IRS Reports Which Small Businesses Are Least Likely to Pay Their Share of Taxes Published June 24, 2013
According to a 70-page IRS compliance study on sole proprietors, the IRS with the help of an outside research company, was able to determine which type of business would be most likely to underreport their income. This underreporting makes up for the largest portion of the tax gap (i.e. taxes not voluntarily and timely paid).
Therefore, now armed with this data, it makes sense that the IRS wants to create a “profile” of those small businesses who are most likely not in compliance. While IRS profiling is an obvious hot button issue these days, we’re going to stay away from that one for now!
So what did they find out? If the business is a real-estate related business with a lot of employees run by a non-native-English-speaking man who distrusts his tax preparer, and participates in local organizations, watch out. Uh, ok (?).

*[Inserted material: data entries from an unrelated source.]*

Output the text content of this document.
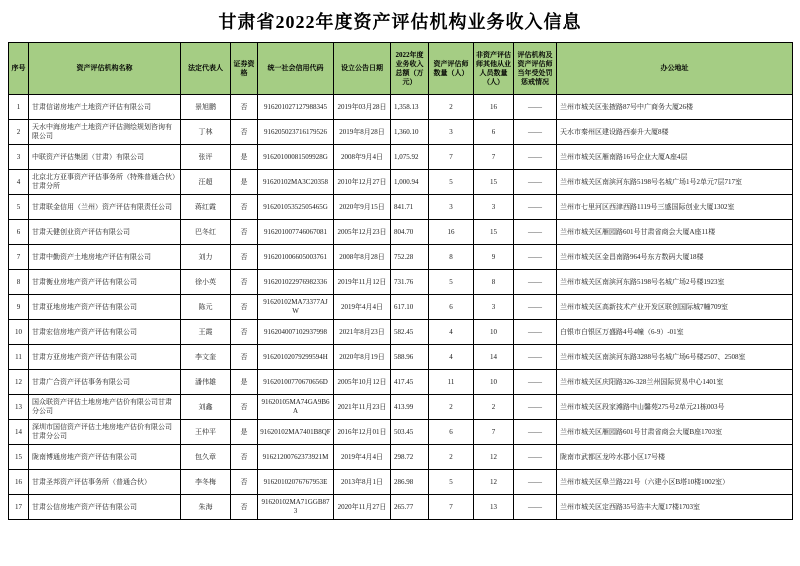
甘肃省2022年度资产评估机构业务收入信息
序号	资产评估机构名称	法定代表人	证券资格	统一社会信用代码	设立公告日期	2022年度业务收入总额（万元）	资产评估师数量（人）	非资产评估师其他从业人员数量（人）	评估机构及资产评估师当年受处罚惩戒情况	办公地址
1	甘肃信诺房地产土地资产评估有限公司	景旭鹏	否	916201027127988345	2019年03月28日	1,358.13	2	16	——	兰州市城关区张掖路87号中广商务大厦26楼
2	天水中海房地产土地资产评估测绘规划咨询有限公司	丁林	否	916205023716179526	2019年8月28日	1,360.10	3	6	——	天水市秦州区建设路西泰升大厦8楼
3	中联资产评估集团（甘肃）有限公司	张评	是	91620100081509928G	2008年9月4日	1,075.92	7	7	——	兰州市城关区雁南路16号企业大厦A座4层
4	北京北方亚事资产评估事务所（特殊普通合伙）甘肃分所	汪超	是	91620102MA3C20358	2010年12月27日	1,000.94	5	15	——	兰州市城关区南滨河东路5198号名城广场1号2单元7层717室
5	甘肃联金信用（兰州）资产评估有限责任公司	蒋红霞	否	91620105352505465G	2020年9月15日	841.71	3	3	——	兰州市七里河区西津西路1119号三盛国际创业大厦1302室
6	甘肃天健创业资产评估有限公司	巴冬红	否	916201007746067081	2005年12月23日	804.70	16	15	——	兰州市城关区雁园路601号甘肃省商会大厦A座11楼
7	甘肃中勤资产土地房地产评估有限公司	刘力	否	916201006605003761	2008年8月28日	752.28	8	9	——	兰州市城关区金昌南路964号东方数码大厦18楼
8	甘肃衡业房地产资产评估有限公司	徐小英	否	916201022976982336	2019年11月12日	731.76	5	8	——	兰州市城关区南滨河东路5198号名城广场2号楼1923室
9	甘肃亚地房地产资产评估有限公司	陈元	否	91620102MA73377AJW	2019年4月4日	617.10	6	3	——	兰州市城关区高新技术产业开发区联创国际城7幢709室
10	甘肃宏信房地产资产评估有限公司	王霞	否	916204007102937998	2021年8月23日	582.45	4	10	——	白银市白银区万盛路4号4幢（6-9）-01室
11	甘肃方亚房地产资产评估有限公司	李文奎	否	91620102079299594H	2020年8月19日	588.96	4	14	——	兰州市城关区南滨河东路3288号名城广场6号楼2507、2508室
12	甘肃广合资产评估事务有限公司	潘伟雄	是	91620100770670656D	2005年10月12日	417.45	11	10	——	兰州市城关区庆阳路326-328兰州国际贸易中心1401室
13	国众联资产评估土地房地产估价有限公司甘肃分公司	刘鑫	否	91620105MA74GA9B6A	2021年11月23日	413.99	2	2	——	兰州市城关区段家滩路中山馨苑275号2单元21栋003号
14	深圳市国信资产评估土地房地产估价有限公司甘肃分公司	王仲平	是	91620102MA7401B8QF	2016年12月01日	503.45	6	7	——	兰州市城关区雁园路601号甘肃省商会大厦B座1703室
15	陇南博通房地产资产评估有限公司	包久章	否	91621200762373921M	2019年4月4日	298.72	2	12	——	陇南市武都区龙吟水郡小区17号楼
16	甘肃圣邦资产评估事务所（普通合伙）	李冬梅	否	91620102076767953E	2013年8月1日	286.98	5	12	——	兰州市城关区皋兰路221号（六建小区B塔10楼1002室）
17	甘肃公信房地产资产评估有限公司	朱海	否	91620102MA71GGB873	2020年11月27日	265.77	7	13	——	兰州市城关区定西路35号浩丰大厦17楼1703室
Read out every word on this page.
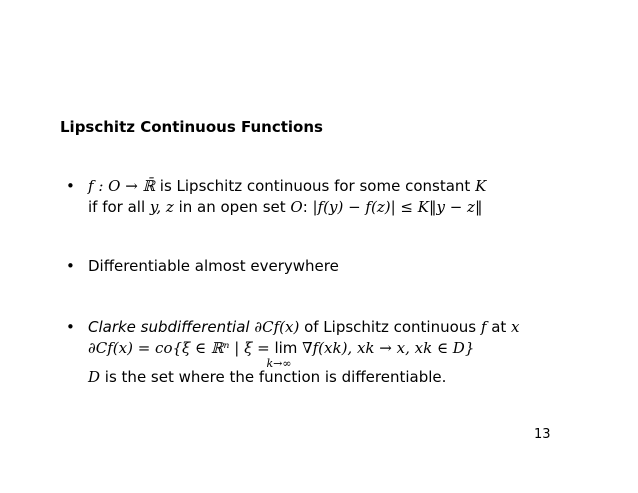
Lipschitz Continuous Functions
• f : O → ℝ̄ is Lipschitz continuous for some constant K
if for all y, z in an open set O: |f(y) − f(z)| ≤ K‖y − z‖
• Differentiable almost everywhere
• Clarke subdifferential ∂Cf(x) of Lipschitz continuous f at x
∂Cf(x) = co{ξ ∈ ℝⁿ | ξ = lim
k→∞
∇f(xk), xk → x, xk ∈ D}
D is the set where the function is differentiable.
13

We know that lenders are lending money every day to small businesses around the country. And we know that there is no way lenders are going to build their due diligence around this speculative data, but it’s of interest to us all to understand the variables at play when measuring the IRS’ risk when lending.
There are a handful of profiles that this study attributes to the identification of non-compliant small business. And there are more data points than anyone could reasonably use to make a funding decision. From our years of identifying businesses with tax issues, the reality is this–it’s about cash flow. Simply put, businesses that are dealing with cash flow issues, for any reason, are the ones that typically find themselves with tax problems. Therefore, identify businesses that are not in full tax compliance and your risk management and underwriting processes will be that much more lock tight.